Pengelolaan sampah di lokasi ini berfokus pada pemilahan sampah dari sumber,
pengolahan sampah organik menjadi pupuk kompos berkualitas tinggi, serta daur
ulang sampah anorganik.
Keberhasilan TPS 3R
Baktiseraga tidak terlepas dari peran aktif masyarakat dalam melakukan
pemilahan sampah sejak dari rumah tangga. Selain itu, sistem pengangkutan
sampah di tingkat rumah tangga juga telah diatur dengan baik, dimana pengambilan
sampah organik dan nonorganik dilakukan pada hari yang berbeda sesuai jadwal
yang telah ditetapkan. Apabila sampah tidak dipilah oleh warga, maka pengelola
tidak akan melakukan pengambilan sampah tersebut. Kebijakan ini menjadi bentuk
edukasi sekaligus penegakan disiplin dalam pengelolaan sampah berbasis
masyarakat. Selain itu, TPS 3R ini juga berfungsi sebagai pusat edukasi dan
sering menjadi lokasi studi banding bagi berbagai pihak, serta pernah
mendapatkan kunjungan dari berbagai instansi pusat.
Bagian dari upaya
penguatan kebijakan berbasis data, Badan Riset dan Inovasi Daerah (BRIDA)
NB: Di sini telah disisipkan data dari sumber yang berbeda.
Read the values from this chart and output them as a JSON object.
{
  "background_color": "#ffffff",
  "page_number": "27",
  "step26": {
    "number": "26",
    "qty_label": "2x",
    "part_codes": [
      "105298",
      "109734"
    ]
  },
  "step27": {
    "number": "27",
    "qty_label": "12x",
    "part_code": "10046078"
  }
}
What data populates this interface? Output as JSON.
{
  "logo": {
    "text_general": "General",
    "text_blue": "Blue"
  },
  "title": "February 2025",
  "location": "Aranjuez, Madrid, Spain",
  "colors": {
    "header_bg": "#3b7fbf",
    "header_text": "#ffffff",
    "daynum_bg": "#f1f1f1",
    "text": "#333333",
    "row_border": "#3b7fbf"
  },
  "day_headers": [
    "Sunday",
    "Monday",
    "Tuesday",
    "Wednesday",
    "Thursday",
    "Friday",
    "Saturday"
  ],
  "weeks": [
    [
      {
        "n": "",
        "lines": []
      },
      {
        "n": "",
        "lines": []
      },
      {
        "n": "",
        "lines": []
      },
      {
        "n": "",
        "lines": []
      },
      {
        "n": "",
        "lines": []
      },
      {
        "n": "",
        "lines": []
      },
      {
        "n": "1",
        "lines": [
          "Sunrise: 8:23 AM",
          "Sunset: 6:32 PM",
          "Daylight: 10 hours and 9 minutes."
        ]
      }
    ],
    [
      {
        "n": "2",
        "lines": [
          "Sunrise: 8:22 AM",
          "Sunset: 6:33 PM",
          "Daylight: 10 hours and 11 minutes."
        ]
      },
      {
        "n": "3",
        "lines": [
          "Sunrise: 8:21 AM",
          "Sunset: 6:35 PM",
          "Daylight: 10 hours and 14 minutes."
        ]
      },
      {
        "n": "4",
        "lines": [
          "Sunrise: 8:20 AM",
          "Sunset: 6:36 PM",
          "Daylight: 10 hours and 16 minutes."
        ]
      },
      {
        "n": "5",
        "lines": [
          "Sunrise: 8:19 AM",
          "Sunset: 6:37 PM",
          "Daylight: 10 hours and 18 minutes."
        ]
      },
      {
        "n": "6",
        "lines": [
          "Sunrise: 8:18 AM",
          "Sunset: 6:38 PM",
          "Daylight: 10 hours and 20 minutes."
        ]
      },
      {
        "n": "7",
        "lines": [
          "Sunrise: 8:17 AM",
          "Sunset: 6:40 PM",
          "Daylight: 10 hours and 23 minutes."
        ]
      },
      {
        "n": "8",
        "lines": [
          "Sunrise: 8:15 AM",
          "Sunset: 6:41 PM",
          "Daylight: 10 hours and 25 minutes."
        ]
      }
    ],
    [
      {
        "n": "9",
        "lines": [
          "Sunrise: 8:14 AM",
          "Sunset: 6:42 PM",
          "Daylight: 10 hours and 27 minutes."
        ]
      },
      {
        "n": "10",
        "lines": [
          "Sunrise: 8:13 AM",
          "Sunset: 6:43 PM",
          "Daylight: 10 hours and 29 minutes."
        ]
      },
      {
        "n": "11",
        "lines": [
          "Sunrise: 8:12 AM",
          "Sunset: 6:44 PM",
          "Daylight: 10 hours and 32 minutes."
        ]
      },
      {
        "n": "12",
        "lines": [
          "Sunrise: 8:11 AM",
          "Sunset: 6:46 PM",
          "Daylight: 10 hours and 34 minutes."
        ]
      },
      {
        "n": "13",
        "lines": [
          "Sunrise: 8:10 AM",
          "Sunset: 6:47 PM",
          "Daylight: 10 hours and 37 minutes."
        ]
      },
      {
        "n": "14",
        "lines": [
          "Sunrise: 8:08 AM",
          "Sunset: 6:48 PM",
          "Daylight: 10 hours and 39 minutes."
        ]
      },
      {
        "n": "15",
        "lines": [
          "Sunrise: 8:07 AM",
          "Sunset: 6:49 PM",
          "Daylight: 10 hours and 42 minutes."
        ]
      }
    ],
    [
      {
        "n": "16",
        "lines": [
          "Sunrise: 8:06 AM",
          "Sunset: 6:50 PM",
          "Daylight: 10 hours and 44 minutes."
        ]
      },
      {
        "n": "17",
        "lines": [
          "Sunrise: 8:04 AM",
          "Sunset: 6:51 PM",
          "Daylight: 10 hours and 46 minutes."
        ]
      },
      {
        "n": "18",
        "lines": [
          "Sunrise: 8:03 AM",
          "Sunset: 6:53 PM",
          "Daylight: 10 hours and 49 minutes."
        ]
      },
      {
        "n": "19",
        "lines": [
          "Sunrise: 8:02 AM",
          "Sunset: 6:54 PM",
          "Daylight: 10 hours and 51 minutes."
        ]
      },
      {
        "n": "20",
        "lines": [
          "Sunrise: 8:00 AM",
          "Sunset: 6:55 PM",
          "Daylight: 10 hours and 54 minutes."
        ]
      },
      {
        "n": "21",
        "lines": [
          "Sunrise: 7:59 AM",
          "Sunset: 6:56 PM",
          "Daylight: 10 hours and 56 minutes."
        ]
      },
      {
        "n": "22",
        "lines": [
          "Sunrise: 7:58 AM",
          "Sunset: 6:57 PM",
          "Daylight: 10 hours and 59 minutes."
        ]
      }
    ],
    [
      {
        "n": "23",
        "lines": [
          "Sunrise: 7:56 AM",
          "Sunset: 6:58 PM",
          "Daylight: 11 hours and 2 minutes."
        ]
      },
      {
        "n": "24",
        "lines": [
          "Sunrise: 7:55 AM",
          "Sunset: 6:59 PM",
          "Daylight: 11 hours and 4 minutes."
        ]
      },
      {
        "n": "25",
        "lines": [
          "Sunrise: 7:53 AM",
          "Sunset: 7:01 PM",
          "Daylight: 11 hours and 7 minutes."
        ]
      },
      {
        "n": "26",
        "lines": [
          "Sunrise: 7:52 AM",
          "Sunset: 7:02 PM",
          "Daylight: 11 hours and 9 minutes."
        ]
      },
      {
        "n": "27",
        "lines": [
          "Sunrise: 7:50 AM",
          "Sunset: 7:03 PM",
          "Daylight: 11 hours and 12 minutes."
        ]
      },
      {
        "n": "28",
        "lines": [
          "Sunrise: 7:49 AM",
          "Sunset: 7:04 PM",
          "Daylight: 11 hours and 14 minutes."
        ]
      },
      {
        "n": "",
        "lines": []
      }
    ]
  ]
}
Kabupaten Buleleng melaksanakan pendampingan terhadap Tim Penyusun Kajian
Implementasi Gerakan Bali Bersih Sampah Provinsi Bali (GBBS) dalam rangka
pendalaman data dan fakta lapangan. Kegiatan ini dilakukan melalui kunjungan
langsung ke TPS 3R Baktiseraga Bersih sebagai salah satu lokasi percontohan
pengelolaan sampah berbasis masyarakat di Kabupaten Buleleng, Kamis (16/4)
pagi.
Kegiatan survei
lapangan tersebut dilaksanakan oleh Analis Kebijakan Ahli Madya BRIN, Argoposo
C. Nugroho bersama Peneliti BRIN, I Gusti Ngurah Jayanti. Kehadiran tim
disambut langsung oleh pengelola TPS 3R Baktiseraga Bersih yang berada di bawah
pengelolaan Unit Pengelolaan Sampah Badan Usaha Milik Desa (BUMDesa) Desa
Baktiseraga.
Dalam pengelolaannya,
sampah organik seperti sampah dapur dan ranting diolah menjadi pupuk kompos
yang tidak berbau dan memiliki kualitas baik. Proses pengolahan menggunakan
metode Osaki dengan waktu produksi sekitar tiga bulan hingga siap dipasarkan.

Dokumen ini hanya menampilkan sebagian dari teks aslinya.